Currently, this optimization supports only i386 and x86_64 hosts.
Signed-off-by: Yeongkyoon Lee <yeongkyoon.lee@samsung.com>
---
tcg/i386/tcg-target.c | 475 +++++++++++++++++++++++++++++++------------------
tcg/tcg.c | 12 ++
tcg/tcg.h | 35 ++++
3 files changed, 353 insertions(+), 169 deletions(-)

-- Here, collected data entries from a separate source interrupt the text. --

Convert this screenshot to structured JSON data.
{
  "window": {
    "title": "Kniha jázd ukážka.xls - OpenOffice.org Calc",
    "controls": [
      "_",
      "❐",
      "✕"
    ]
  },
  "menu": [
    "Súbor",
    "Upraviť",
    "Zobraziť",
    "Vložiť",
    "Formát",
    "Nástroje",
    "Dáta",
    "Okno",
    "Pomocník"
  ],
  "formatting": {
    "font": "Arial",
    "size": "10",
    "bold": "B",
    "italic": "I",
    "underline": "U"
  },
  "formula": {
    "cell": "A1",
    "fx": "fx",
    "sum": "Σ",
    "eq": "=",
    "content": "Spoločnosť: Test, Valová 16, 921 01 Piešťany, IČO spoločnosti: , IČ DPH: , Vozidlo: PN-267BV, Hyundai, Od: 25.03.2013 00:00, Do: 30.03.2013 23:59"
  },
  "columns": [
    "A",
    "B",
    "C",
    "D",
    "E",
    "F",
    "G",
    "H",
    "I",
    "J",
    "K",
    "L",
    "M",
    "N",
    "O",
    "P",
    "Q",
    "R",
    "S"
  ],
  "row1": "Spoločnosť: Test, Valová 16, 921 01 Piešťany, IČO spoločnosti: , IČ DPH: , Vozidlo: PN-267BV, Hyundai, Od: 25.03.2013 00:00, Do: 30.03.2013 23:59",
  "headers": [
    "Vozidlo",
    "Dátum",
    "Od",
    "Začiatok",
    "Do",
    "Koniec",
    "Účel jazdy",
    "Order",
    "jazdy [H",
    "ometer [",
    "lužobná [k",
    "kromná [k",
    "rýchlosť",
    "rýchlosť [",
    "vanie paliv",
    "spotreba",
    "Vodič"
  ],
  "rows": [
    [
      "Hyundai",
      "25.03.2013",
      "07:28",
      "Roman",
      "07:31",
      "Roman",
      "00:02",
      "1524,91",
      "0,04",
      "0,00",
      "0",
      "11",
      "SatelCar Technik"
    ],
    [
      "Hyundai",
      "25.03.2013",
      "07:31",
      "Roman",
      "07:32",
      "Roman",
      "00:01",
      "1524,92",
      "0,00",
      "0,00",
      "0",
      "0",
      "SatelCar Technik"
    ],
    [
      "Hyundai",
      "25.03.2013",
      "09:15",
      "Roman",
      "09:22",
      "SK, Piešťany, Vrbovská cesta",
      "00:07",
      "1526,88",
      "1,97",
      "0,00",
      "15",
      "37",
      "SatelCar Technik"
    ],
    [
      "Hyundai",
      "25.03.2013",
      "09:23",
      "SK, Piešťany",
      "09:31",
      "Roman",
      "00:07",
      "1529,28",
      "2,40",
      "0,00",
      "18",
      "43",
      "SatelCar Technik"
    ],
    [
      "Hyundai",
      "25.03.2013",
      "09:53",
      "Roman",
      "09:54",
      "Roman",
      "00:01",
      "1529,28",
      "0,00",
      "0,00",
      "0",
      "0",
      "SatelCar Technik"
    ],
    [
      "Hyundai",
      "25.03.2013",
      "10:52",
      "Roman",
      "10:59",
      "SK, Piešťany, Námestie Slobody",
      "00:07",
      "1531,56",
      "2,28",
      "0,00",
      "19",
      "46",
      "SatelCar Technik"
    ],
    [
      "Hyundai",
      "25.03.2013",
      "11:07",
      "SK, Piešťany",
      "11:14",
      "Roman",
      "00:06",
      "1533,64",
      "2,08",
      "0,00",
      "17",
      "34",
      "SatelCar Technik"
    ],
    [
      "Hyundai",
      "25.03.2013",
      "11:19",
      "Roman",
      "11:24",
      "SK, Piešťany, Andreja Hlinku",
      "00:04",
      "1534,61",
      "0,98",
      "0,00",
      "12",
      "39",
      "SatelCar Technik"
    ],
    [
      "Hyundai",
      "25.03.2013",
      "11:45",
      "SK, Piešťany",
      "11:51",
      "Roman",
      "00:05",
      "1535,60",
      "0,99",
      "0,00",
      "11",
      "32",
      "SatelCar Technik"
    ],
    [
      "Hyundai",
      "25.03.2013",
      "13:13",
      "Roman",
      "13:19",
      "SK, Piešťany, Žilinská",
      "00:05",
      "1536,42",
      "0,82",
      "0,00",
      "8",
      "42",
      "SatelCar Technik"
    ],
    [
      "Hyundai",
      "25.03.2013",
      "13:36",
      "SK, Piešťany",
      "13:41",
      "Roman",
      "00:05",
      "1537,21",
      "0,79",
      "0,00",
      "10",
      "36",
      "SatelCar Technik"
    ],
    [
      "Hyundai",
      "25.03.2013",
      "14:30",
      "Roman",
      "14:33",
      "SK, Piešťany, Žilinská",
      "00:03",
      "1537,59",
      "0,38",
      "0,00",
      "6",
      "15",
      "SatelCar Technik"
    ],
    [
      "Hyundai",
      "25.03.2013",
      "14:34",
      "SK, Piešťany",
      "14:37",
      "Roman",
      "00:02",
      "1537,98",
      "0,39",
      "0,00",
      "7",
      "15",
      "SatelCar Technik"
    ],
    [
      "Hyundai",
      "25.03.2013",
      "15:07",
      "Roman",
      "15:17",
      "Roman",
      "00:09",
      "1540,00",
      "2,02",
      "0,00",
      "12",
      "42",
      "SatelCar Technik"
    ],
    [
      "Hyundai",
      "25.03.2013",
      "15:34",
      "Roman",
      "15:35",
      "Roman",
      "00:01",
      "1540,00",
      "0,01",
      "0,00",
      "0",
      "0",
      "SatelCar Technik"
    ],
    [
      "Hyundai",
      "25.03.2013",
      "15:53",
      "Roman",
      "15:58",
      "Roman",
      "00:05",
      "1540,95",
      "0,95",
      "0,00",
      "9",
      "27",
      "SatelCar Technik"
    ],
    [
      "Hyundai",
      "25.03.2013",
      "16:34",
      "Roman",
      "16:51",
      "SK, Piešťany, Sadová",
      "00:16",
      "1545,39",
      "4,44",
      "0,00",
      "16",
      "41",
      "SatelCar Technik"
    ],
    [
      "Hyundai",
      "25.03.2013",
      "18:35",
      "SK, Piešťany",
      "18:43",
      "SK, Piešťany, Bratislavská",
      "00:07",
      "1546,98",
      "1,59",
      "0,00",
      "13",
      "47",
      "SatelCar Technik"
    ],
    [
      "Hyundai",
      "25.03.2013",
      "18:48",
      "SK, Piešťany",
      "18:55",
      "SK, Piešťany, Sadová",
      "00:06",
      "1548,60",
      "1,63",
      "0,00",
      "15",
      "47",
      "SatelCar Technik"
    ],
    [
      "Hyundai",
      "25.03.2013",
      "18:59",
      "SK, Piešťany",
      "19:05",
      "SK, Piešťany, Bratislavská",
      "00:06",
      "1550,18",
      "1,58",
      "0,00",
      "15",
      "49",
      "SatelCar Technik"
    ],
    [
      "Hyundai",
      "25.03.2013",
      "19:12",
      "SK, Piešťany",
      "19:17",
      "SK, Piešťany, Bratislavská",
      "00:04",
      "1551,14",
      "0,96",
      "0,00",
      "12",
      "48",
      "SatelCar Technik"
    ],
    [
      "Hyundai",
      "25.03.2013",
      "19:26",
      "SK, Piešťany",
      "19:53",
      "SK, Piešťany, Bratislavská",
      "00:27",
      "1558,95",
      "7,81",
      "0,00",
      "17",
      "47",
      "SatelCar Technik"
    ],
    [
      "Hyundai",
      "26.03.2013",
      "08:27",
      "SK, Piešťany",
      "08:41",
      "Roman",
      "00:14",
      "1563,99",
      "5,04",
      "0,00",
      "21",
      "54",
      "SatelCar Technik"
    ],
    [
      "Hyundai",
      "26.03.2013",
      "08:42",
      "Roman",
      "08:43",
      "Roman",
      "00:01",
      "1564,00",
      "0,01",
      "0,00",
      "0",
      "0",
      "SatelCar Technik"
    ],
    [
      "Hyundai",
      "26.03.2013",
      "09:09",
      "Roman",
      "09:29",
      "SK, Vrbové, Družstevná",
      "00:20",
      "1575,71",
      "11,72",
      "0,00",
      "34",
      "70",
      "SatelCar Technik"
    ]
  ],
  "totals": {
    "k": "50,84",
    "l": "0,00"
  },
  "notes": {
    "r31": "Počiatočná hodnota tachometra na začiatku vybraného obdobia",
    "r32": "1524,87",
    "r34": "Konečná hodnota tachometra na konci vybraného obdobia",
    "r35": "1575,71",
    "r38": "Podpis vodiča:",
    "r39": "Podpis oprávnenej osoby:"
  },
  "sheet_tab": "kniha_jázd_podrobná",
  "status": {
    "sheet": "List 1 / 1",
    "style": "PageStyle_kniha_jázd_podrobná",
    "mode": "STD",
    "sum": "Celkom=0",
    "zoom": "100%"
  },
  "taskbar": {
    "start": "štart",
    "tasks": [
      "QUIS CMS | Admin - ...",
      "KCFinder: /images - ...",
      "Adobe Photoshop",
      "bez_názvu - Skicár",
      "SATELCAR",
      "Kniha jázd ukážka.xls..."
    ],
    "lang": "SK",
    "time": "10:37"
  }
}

diff --git a/tcg/i386/tcg-target.c b/tcg/i386/tcg-target.c
index da17bba..20c6ba5 100644
--- a/tcg/i386/tcg-target.c
+++ b/tcg/i386/tcg-target.c
@@ -966,43 +966,53 @@ static void tcg_out_jmp(TCGContext *s, tcg_target_long dest)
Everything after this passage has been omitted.